The monastery was closed in 1918. Restorations didn’t start until 1968. In 1990, the monastery was returned to the Patriarchate.

A lot of revered Orthodox shrines are kept here.

There is a Sunday school, as well as a choir school for boys. The Novospassky Men’s Choir is one of the best choirs in Moscow and actively gives concerts.

The Conception Convent
(Zachatyevsky Monastery)

Address: 2nd Zachatyevskiy Pereulok 2, m. Kropotkinskaya
Tel.: +7 (495) 695-1691, +7 (495) 695-1694 Web:

This is the oldest monastery for nuns in Moscow. It has risen from the ashes a total of five times. The monastery was erected in 1360 by Alexius, Metropolitan of Moscow. This was the first monastery exclusively for women and all other women’s monasteries were based on this model. People started to call the monastery “Starodevichy.” It was known for strict adherence to ecclesiastical statutes and the unwavering devotion of nuns.

The monastery burned down several times over the past few hundred years. During the terrible fire in 1547, the convent burnt down completely but was resurrected thanks to the efforts of nuns and popularity among the people.

The Conception Convent was visited by childless couples who were hoping to be cured. It is said that many were able to conceive afterward.

In August 1612, the Conception Convent in Moscow was destroyed, as its walls were the battleground during the war with the Poles. The monastery was restored and it stood unharmed for a long period of time afterward. The next time it was damaged was in 1812, during the war with the French. A few years after its founding, a refectory church of the Nativity of the Virgin was built here. In the future, construction activities were pretty intense. In 1696, the Church of Our Savior Not Made By Hands was erected here. Andrei Rimsky-Korsakov, a nobleman under Peter the Great, donated the funds for the construction. In 1766, a Church in the Name of the Burning Bush Icon was erected here over the graves of the two cofounders of the first monastery.

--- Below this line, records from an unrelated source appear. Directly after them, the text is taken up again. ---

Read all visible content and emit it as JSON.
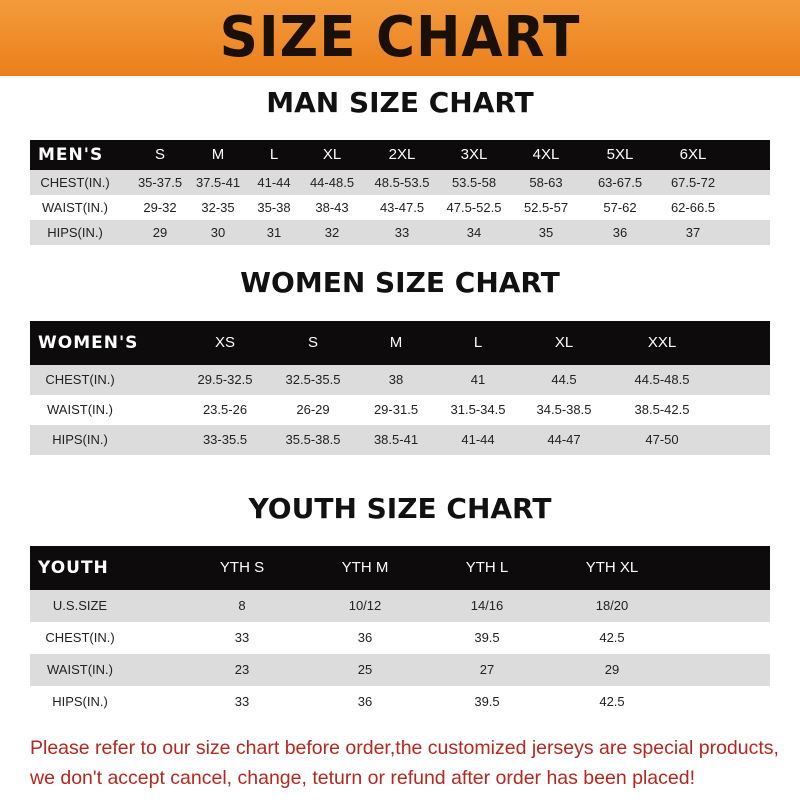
{
  "banner": {
    "title": "SIZE CHART",
    "color": "#ef8a28"
  },
  "men": {
    "title": "MAN SIZE CHART",
    "header": [
      "MEN'S",
      "S",
      "M",
      "L",
      "XL",
      "2XL",
      "3XL",
      "4XL",
      "5XL",
      "6XL"
    ],
    "rows": [
      [
        "CHEST(IN.)",
        "35-37.5",
        "37.5-41",
        "41-44",
        "44-48.5",
        "48.5-53.5",
        "53.5-58",
        "58-63",
        "63-67.5",
        "67.5-72"
      ],
      [
        "WAIST(IN.)",
        "29-32",
        "32-35",
        "35-38",
        "38-43",
        "43-47.5",
        "47.5-52.5",
        "52.5-57",
        "57-62",
        "62-66.5"
      ],
      [
        "HIPS(IN.)",
        "29",
        "30",
        "31",
        "32",
        "33",
        "34",
        "35",
        "36",
        "37"
      ]
    ]
  },
  "women": {
    "title": "WOMEN SIZE CHART",
    "header": [
      "WOMEN'S",
      "XS",
      "S",
      "M",
      "L",
      "XL",
      "XXL"
    ],
    "rows": [
      [
        "CHEST(IN.)",
        "29.5-32.5",
        "32.5-35.5",
        "38",
        "41",
        "44.5",
        "44.5-48.5"
      ],
      [
        "WAIST(IN.)",
        "23.5-26",
        "26-29",
        "29-31.5",
        "31.5-34.5",
        "34.5-38.5",
        "38.5-42.5"
      ],
      [
        "HIPS(IN.)",
        "33-35.5",
        "35.5-38.5",
        "38.5-41",
        "41-44",
        "44-47",
        "47-50"
      ]
    ]
  },
  "youth": {
    "title": "YOUTH SIZE CHART",
    "header": [
      "YOUTH",
      "YTH S",
      "YTH M",
      "YTH L",
      "YTH XL"
    ],
    "rows": [
      [
        "U.S.SIZE",
        "8",
        "10/12",
        "14/16",
        "18/20"
      ],
      [
        "CHEST(IN.)",
        "33",
        "36",
        "39.5",
        "42.5"
      ],
      [
        "WAIST(IN.)",
        "23",
        "25",
        "27",
        "29"
      ],
      [
        "HIPS(IN.)",
        "33",
        "36",
        "39.5",
        "42.5"
      ]
    ]
  },
  "footer": {
    "line1": "Please refer to our size chart before order,the customized jerseys are special products,",
    "line2": "we don't accept cancel, change, teturn or refund after order has been placed!",
    "color": "#b5281f"
  }
}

In the beginning of the 19th century, the main cathedral of the monastery, Rozhdestvenskiy Cathedral, was erected under architect Kazakov. The grandiose building had several chapels and was the most prominent work of architecture in the Conception Convent.

On November 25, 2010, on the 650th anniversary of the Conception Convent, a historical event took place – the consecration of the restored Cathedral of the monastery and the first Divine Liturgy, which was headed by Patriarch of Moscow and All Rus’ Kirill.

The Barvikha in Moscow has a monastery courtyard where the wooden Church of the Holy Virgin has been restored. Service is held regularly, and there is a Sunday school for children and adults.